I want to analyse; short and long term, effects of independent variables on dependent variable for my project. I am using panel data for 25 years. For normal analysis panel regression (OLS) will do. But, how can I check for long-term and short term?
There are several panel cointegration methods and that will take care of the long term. For the short term, all variables are stationary, you should use error- correction model that includes a linear combination of the level terms or ecm(t-1). That,s it!
There are several panel cointegration methods and that will take care of the long term. For the short term, all variables are stationary, you should use error- correction model that includes a linear combination of the level terms or ecm(t-1). That,s it!

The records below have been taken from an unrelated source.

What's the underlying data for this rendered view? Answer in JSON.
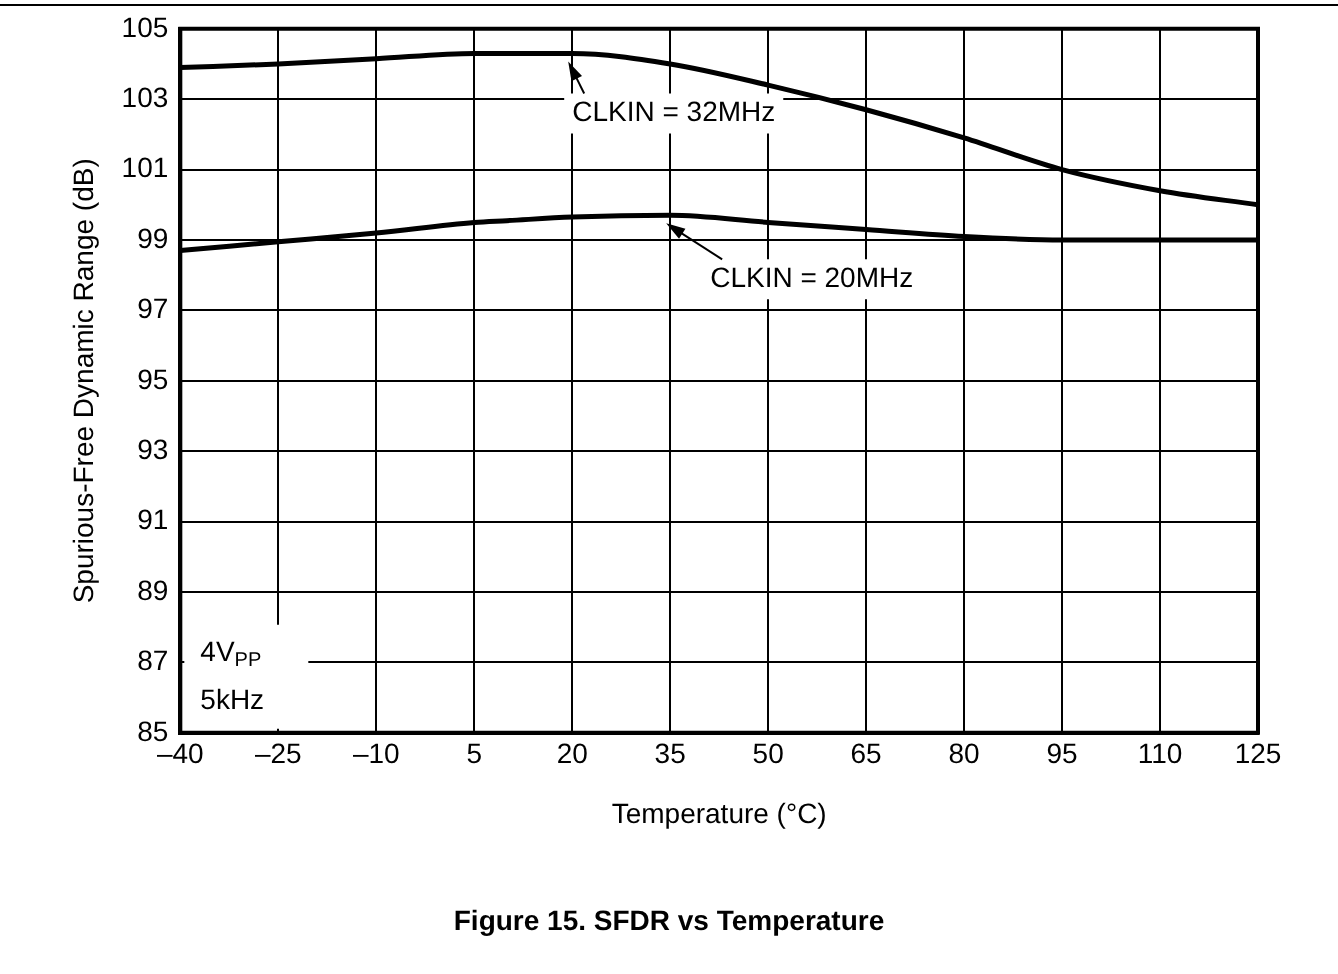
{
  "chart_data": {
    "type": "line",
    "title": "Figure 15. SFDR vs Temperature",
    "xlabel": "Temperature (°C)",
    "ylabel": "Spurious-Free Dynamic Range (dB)",
    "x": [
      -40,
      -25,
      -10,
      5,
      10,
      20,
      35,
      50,
      65,
      80,
      95,
      110,
      125
    ],
    "series": [
      {
        "color": "#000000",
        "values": [
          103.9,
          104.0,
          104.15,
          104.3,
          104.3,
          104.3,
          104.0,
          103.4,
          102.7,
          101.9,
          101.0,
          100.4,
          100.0
        ]
      },
      {
        "color": "#000000",
        "values": [
          98.7,
          98.95,
          99.2,
          99.5,
          99.55,
          99.65,
          99.7,
          99.5,
          99.3,
          99.1,
          99.0,
          99.0,
          99.0
        ]
      }
    ],
    "annotations": [
      {
        "text": "CLKIN = 32MHz",
        "x": 20,
        "y": 104.3
      },
      {
        "text": "CLKIN = 20MHz",
        "x": 35,
        "y": 99.7
      },
      "4V$_{PP}$",
      "5kHz"
    ],
    "xlim": [
      -40,
      125
    ],
    "ylim": [
      85,
      105
    ],
    "xticks": [
      {
        "value": -40,
        "label": "–40"
      },
      {
        "value": -25,
        "label": "–25"
      },
      {
        "value": -10,
        "label": "–10"
      },
      5,
      20,
      35,
      50,
      65,
      80,
      95,
      110,
      125
    ],
    "yticks": [
      85,
      87,
      89,
      91,
      93,
      95,
      97,
      99,
      101,
      103,
      105
    ],
    "grid": true,
    "marker": "none",
    "line_style": "solid"
  }
}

By employing an Ecm it will give u both short run and long run coefficients. Another possible solution is to estimate one model with ols which wil give u theoretically the short term effect-coefficient and then the same model with FMOLS which will give u the long run coefficients and thus the long term effects.

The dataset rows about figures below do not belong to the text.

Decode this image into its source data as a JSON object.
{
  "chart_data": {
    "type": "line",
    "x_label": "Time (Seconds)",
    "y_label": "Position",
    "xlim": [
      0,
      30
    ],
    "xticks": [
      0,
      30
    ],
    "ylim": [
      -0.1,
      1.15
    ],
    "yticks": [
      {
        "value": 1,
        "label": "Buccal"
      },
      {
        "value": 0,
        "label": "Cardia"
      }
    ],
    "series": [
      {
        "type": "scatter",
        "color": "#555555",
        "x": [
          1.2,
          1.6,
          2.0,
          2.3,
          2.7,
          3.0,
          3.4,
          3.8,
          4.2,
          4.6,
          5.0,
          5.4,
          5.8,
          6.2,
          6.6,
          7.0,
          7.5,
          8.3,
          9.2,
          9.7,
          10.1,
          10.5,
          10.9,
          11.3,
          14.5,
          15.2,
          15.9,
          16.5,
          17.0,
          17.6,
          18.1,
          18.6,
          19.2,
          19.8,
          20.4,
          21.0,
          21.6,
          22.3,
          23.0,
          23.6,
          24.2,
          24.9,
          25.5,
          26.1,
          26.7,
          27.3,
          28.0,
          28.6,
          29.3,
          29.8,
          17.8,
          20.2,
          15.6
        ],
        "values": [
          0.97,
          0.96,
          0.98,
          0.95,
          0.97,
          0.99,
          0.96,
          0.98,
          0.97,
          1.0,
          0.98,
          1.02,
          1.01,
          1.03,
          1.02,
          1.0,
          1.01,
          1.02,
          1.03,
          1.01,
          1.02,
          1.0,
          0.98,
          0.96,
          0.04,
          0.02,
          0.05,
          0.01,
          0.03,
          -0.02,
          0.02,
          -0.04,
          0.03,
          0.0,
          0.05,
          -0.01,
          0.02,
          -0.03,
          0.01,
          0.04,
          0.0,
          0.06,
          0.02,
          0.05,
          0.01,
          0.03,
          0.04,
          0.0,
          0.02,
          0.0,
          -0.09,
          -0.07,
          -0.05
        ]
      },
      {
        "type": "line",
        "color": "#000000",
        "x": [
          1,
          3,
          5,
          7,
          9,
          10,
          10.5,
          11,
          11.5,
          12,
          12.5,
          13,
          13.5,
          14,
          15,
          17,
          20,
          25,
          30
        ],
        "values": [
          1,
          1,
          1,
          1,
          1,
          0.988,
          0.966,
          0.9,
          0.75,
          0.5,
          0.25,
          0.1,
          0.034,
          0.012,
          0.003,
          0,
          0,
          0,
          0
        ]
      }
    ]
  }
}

In addition to co-integration and error-correction frameworks, you might also consider the state- and flow-adjustment models of Houthakker and Taylor (Taylor, L.D. and Houthakker, H. S., Consumer Demand in the United States, Springer-Verlag, 2010, Chapter 13). Good luck in your research.
Econometricians often are too method-oriented. They take a set of data (the more the better) and throw it into a (modern) estimation program. Before doing so, one should analyse the problem and try to find a rough model in which way variables affect each other. One should also analyse the information content of the data and possible relations between them (by diagrams and correlations). After that you may choose which data (transformation) and which estimation method to use, and I would take the simplest possible. One can go to more refined programs, if the results suggest to do so.